The Kansong Art and Culture Foundation, which runs South Korea's oldest private museum the Kansong Art Museum in Seoul (also known as the Gansong), has consigned two historic sculptures classed as national treasures for auction later this month.
Up for sale: a gilt-bronze portable shrine of a Buddha triad, dated to around the 11th century, carrying an estimate of KRW 28bn to KRW 40bn (£17m to £25m); and a gilt-bronze standing Buddha triad dated to the 6th century, estimated at KRW 3.2bn to KRW 45bn (£20m to £27m). Both are being sold by the Seoul auction house K Auction on 27 January and will form part of a major live sale featuring works by Park Seo-Bo and Yayoi Kusama.
They will likely make records for the highest price achieved by cultural artefacts at auction in Korea, which currently stands at KRW 3.1bn (£1.9m) for a Joseon-dynasty white porcelain jar, sold by Seoul Auction in 2019.
This sale marks the first time in Korean history that "national treasures"—the highest of Korea's eight state-designated heritage classifications—have been deaccessioned by a museum, according to K Auction. There are just over 350 national treasures in Korea; many of these are heritage sites.
In a statement, the Kansong Art and Culture Foundation urged the Korean public “to please understand this was an indispensable decision, and a hard one to make, for the future of Kansong”. By law, state-designated heritage objects cannot leave South Korea or be sold overseas.
A spokesperson for the foundation declined to comment as to whether the funds from the sale will go towards the ongoing renovations of the Kansong Museum, which have kept the building closed to public since 2014. Part of this revamp includes a storage facility being built with KRW 4.4 bn (£3m) in government funding, an unprecedented grant for a private museum, awarded due to the Kansong's contribution to Korean cultural heritage.

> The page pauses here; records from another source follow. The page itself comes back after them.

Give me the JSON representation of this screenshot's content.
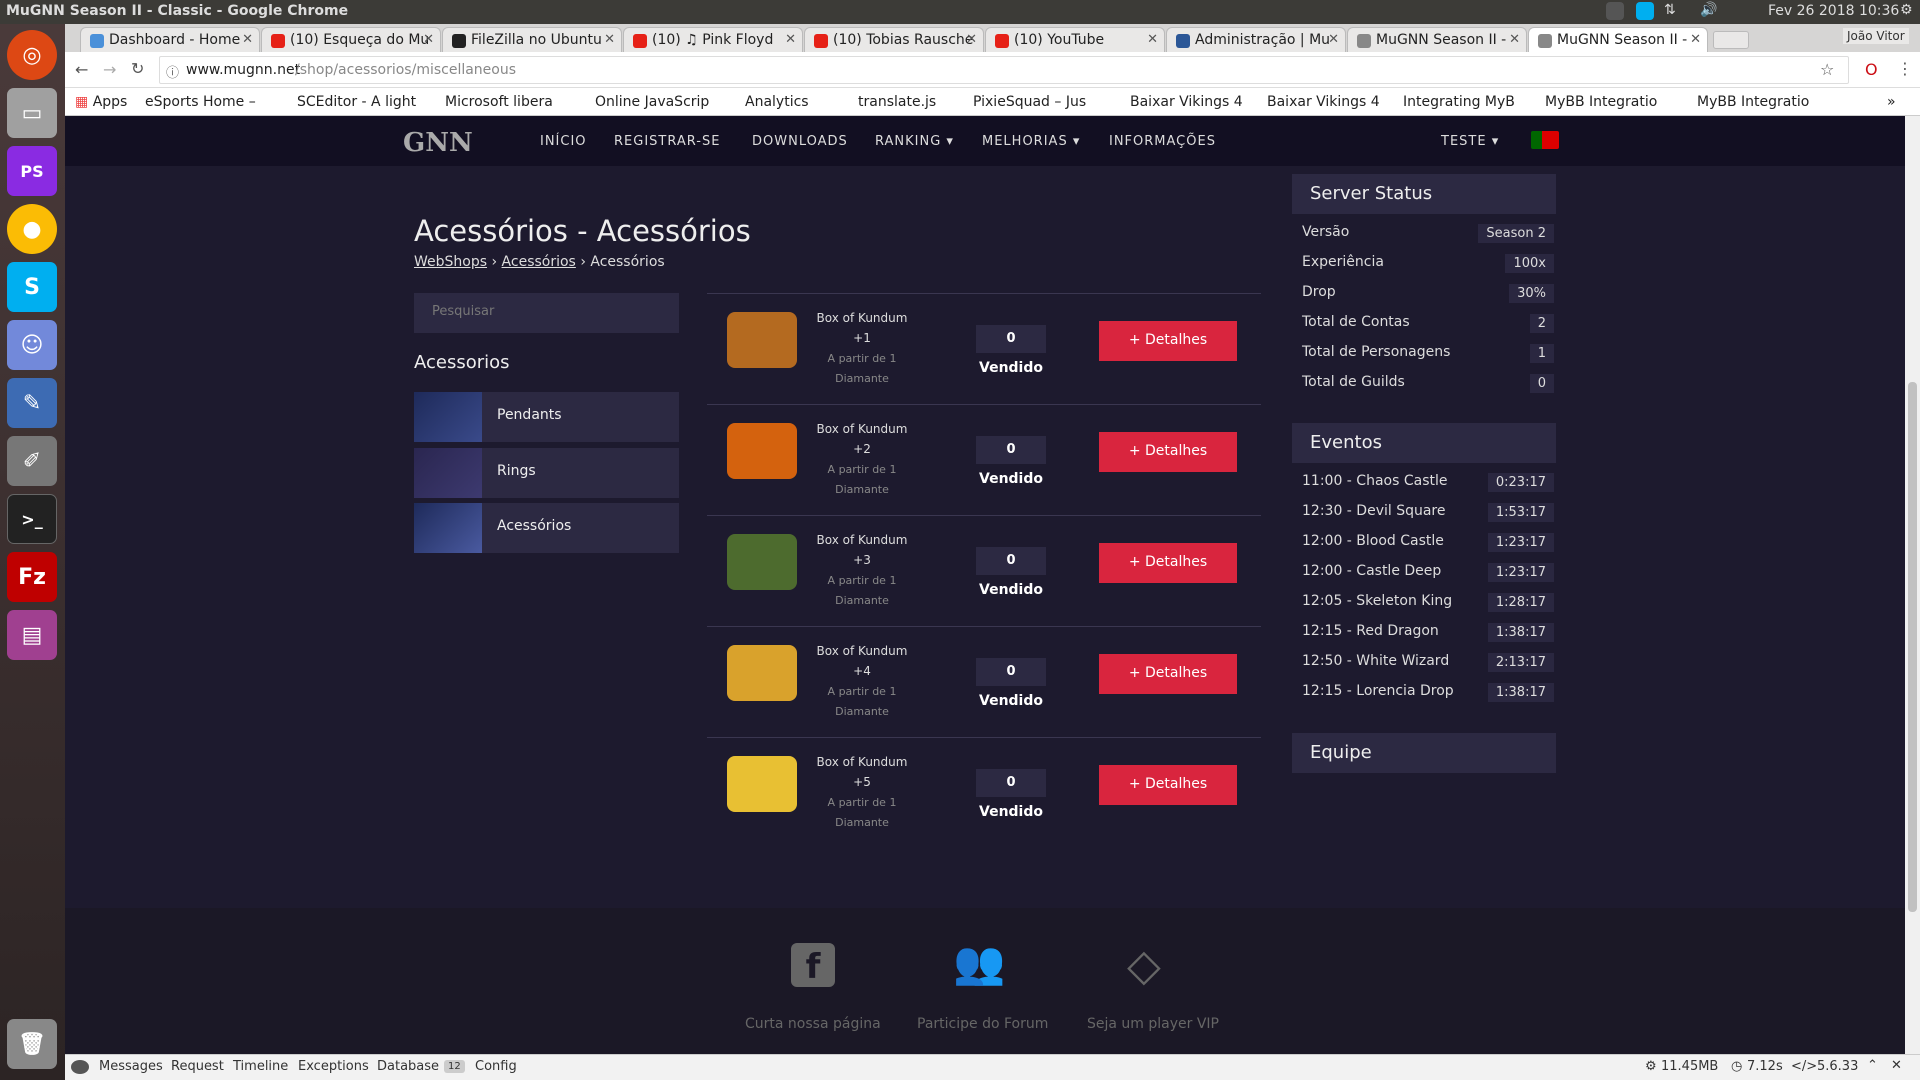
{
  "os": {
    "window_title": "MuGNN Season II - Classic - Google Chrome",
    "datetime": "Fev 26 2018 10:36",
    "user": "João Vitor"
  },
  "tabs": [
    {
      "label": "Dashboard - Home",
      "color": "#4a90d9"
    },
    {
      "label": "(10) Esqueça do Mu",
      "color": "#e62117"
    },
    {
      "label": "FileZilla no Ubuntu",
      "color": "#222222"
    },
    {
      "label": "(10) ♫ Pink Floyd",
      "color": "#e62117"
    },
    {
      "label": "(10) Tobias Rausche",
      "color": "#e62117"
    },
    {
      "label": "(10) YouTube",
      "color": "#e62117"
    },
    {
      "label": "Administração | Mu",
      "color": "#2b5797"
    },
    {
      "label": "MuGNN Season II -",
      "color": "#888888"
    },
    {
      "label": "MuGNN Season II -",
      "color": "#888888"
    }
  ],
  "url": {
    "host": "www.mugnn.net",
    "path": "/shop/acessorios/miscellaneous"
  },
  "bookmarks": [
    "Apps",
    "eSports Home –",
    "SCEditor - A light",
    "Microsoft libera",
    "Online JavaScrip",
    "Analytics",
    "translate.js",
    "PixieSquad – Jus",
    "Baixar Vikings 4",
    "Baixar Vikings 4",
    "Integrating MyB",
    "MyBB Integratio",
    "MyBB Integratio"
  ],
  "site": {
    "logo": "GNN",
    "nav": [
      "INÍCIO",
      "REGISTRAR-SE",
      "DOWNLOADS",
      "RANKING ▾",
      "MELHORIAS ▾",
      "INFORMAÇÕES"
    ],
    "user_menu": "TESTE ▾"
  },
  "page": {
    "title": "Acessórios - Acessórios",
    "breadcrumb": [
      "WebShops",
      "Acessórios",
      "Acessórios"
    ],
    "search_placeholder": "Pesquisar",
    "category_heading": "Acessorios",
    "categories": [
      "Pendants",
      "Rings",
      "Acessórios"
    ]
  },
  "products": [
    {
      "name": "Box of Kundum",
      "level": "+1",
      "price_line1": "A partir de 1",
      "price_line2": "Diamante",
      "count": "0",
      "sold_label": "Vendido",
      "button": "+ Detalhes",
      "color": "#b46a20"
    },
    {
      "name": "Box of Kundum",
      "level": "+2",
      "price_line1": "A partir de 1",
      "price_line2": "Diamante",
      "count": "0",
      "sold_label": "Vendido",
      "button": "+ Detalhes",
      "color": "#d4620e"
    },
    {
      "name": "Box of Kundum",
      "level": "+3",
      "price_line1": "A partir de 1",
      "price_line2": "Diamante",
      "count": "0",
      "sold_label": "Vendido",
      "button": "+ Detalhes",
      "color": "#4d6b2e"
    },
    {
      "name": "Box of Kundum",
      "level": "+4",
      "price_line1": "A partir de 1",
      "price_line2": "Diamante",
      "count": "0",
      "sold_label": "Vendido",
      "button": "+ Detalhes",
      "color": "#d9a22c"
    },
    {
      "name": "Box of Kundum",
      "level": "+5",
      "price_line1": "A partir de 1",
      "price_line2": "Diamante",
      "count": "0",
      "sold_label": "Vendido",
      "button": "+ Detalhes",
      "color": "#e8c033"
    }
  ],
  "server_status": {
    "title": "Server Status",
    "rows": [
      {
        "label": "Versão",
        "value": "Season 2"
      },
      {
        "label": "Experiência",
        "value": "100x"
      },
      {
        "label": "Drop",
        "value": "30%"
      },
      {
        "label": "Total de Contas",
        "value": "2"
      },
      {
        "label": "Total de Personagens",
        "value": "1"
      },
      {
        "label": "Total de Guilds",
        "value": "0"
      }
    ]
  },
  "events": {
    "title": "Eventos",
    "rows": [
      {
        "label": "11:00 - Chaos Castle",
        "value": "0:23:17"
      },
      {
        "label": "12:30 - Devil Square",
        "value": "1:53:17"
      },
      {
        "label": "12:00 - Blood Castle",
        "value": "1:23:17"
      },
      {
        "label": "12:00 - Castle Deep",
        "value": "1:23:17"
      },
      {
        "label": "12:05 - Skeleton King",
        "value": "1:28:17"
      },
      {
        "label": "12:15 - Red Dragon",
        "value": "1:38:17"
      },
      {
        "label": "12:50 - White Wizard",
        "value": "2:13:17"
      },
      {
        "label": "12:15 - Lorencia Drop",
        "value": "1:38:17"
      }
    ]
  },
  "team": {
    "title": "Equipe"
  },
  "footer": [
    "Curta nossa página",
    "Participe do Forum",
    "Seja um player VIP"
  ],
  "debugbar": {
    "tabs": [
      "Messages",
      "Request",
      "Timeline",
      "Exceptions",
      "Database",
      "Config"
    ],
    "db_count": "12",
    "memory": "11.45MB",
    "time": "7.12s",
    "php": "5.6.33"
  }
}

The museum has reportedly been in financial straits for the past decade, and this is not the first time it has deaccessioned works. In 2020 it attempted to sell two other Buddha statues at auction (designated at the second-highest national classification of "treasures"), for a combined high estimate of £1.8m. The works failed to attract sufficient bidding but were later purchased by the National Museum of Korea for an undisclosed price.
It is uncertain whether the National Museum will be able to stretch its annual cultural artefacts acquistion budget of £2.3m to snag the two works coming up for sale. But a spokesperson for the museum told the Korean newspaper JoongAngDaily that it is "considering" purchasing the statues.

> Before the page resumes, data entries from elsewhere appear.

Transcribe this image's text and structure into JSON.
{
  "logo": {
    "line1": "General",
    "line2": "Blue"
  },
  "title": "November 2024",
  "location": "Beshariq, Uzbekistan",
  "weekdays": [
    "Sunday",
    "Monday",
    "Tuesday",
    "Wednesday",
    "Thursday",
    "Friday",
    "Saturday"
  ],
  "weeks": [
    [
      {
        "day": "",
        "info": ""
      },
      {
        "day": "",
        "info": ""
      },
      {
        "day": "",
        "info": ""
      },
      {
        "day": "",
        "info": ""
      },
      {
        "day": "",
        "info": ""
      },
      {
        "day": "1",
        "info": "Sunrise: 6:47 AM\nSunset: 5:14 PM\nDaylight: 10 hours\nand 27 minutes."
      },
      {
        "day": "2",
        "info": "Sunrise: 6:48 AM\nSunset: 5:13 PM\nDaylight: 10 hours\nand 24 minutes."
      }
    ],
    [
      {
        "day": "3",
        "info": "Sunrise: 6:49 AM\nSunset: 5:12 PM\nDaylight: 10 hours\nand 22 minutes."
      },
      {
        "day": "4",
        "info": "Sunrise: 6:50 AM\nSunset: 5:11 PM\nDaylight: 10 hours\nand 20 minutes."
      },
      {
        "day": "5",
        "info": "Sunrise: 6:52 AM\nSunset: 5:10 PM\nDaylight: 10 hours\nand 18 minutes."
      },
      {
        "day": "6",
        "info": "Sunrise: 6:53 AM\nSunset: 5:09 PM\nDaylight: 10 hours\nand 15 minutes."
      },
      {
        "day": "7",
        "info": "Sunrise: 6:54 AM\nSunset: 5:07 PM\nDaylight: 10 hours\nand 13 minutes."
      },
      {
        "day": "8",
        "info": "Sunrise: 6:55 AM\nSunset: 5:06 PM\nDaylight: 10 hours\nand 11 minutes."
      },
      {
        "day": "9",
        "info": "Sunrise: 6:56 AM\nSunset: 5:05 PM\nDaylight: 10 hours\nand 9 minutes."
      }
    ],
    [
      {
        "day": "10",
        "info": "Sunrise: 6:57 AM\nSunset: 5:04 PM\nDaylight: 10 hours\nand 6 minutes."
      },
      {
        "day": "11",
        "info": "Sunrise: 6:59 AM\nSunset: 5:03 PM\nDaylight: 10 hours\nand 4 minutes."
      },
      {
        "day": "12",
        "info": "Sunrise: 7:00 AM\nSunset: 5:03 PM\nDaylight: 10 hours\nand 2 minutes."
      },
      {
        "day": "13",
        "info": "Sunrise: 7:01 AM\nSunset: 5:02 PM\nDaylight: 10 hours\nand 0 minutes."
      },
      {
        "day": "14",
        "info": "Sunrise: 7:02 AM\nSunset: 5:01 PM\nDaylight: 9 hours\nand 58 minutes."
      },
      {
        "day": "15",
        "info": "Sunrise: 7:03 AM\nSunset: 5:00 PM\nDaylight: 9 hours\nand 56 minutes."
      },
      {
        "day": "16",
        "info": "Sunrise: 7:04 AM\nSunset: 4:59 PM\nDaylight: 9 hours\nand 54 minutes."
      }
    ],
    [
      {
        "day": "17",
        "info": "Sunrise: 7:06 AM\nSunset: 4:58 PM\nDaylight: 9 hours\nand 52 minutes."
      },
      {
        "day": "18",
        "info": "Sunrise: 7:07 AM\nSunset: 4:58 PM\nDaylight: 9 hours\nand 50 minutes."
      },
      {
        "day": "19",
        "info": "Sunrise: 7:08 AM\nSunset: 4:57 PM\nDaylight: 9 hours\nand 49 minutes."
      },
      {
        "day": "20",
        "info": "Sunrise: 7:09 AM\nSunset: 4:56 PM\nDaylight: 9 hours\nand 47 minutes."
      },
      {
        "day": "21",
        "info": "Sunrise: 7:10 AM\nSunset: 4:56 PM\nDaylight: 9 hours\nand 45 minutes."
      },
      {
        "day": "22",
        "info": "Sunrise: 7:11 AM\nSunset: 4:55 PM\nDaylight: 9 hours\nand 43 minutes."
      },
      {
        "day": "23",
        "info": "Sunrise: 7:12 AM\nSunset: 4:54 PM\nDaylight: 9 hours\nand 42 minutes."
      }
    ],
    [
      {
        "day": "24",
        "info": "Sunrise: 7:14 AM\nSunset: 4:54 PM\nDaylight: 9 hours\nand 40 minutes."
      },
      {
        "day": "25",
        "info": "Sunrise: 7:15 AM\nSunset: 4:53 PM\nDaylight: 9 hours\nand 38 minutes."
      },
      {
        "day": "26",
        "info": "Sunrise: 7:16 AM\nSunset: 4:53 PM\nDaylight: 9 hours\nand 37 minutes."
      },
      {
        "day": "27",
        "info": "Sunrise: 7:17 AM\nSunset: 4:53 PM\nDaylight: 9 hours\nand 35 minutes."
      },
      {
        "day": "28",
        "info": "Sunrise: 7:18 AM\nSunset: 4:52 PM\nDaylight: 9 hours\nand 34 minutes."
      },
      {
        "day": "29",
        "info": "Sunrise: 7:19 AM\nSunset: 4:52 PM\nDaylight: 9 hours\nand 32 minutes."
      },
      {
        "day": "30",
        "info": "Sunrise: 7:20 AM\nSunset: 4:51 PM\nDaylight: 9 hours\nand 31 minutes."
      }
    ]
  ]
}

The Kansong Museum was founded in 1938 by Jeon Hyung-pil, a wealthy philanthropist who collected Korean art and cultural artefacts during Japanese colonial rule between 1910-45 to prevent the nation's treasures from being removed from the country.
Last year, in a bid to raise funds for operating costs, the museum released 100 NFTs of another national treasure in its collection, a section of the Hunminjeongeum, a guide to the Korean alphabet hangul. They sold for £61,500 each, marking the first time a South Korean national treasure has appeared on the blockchain.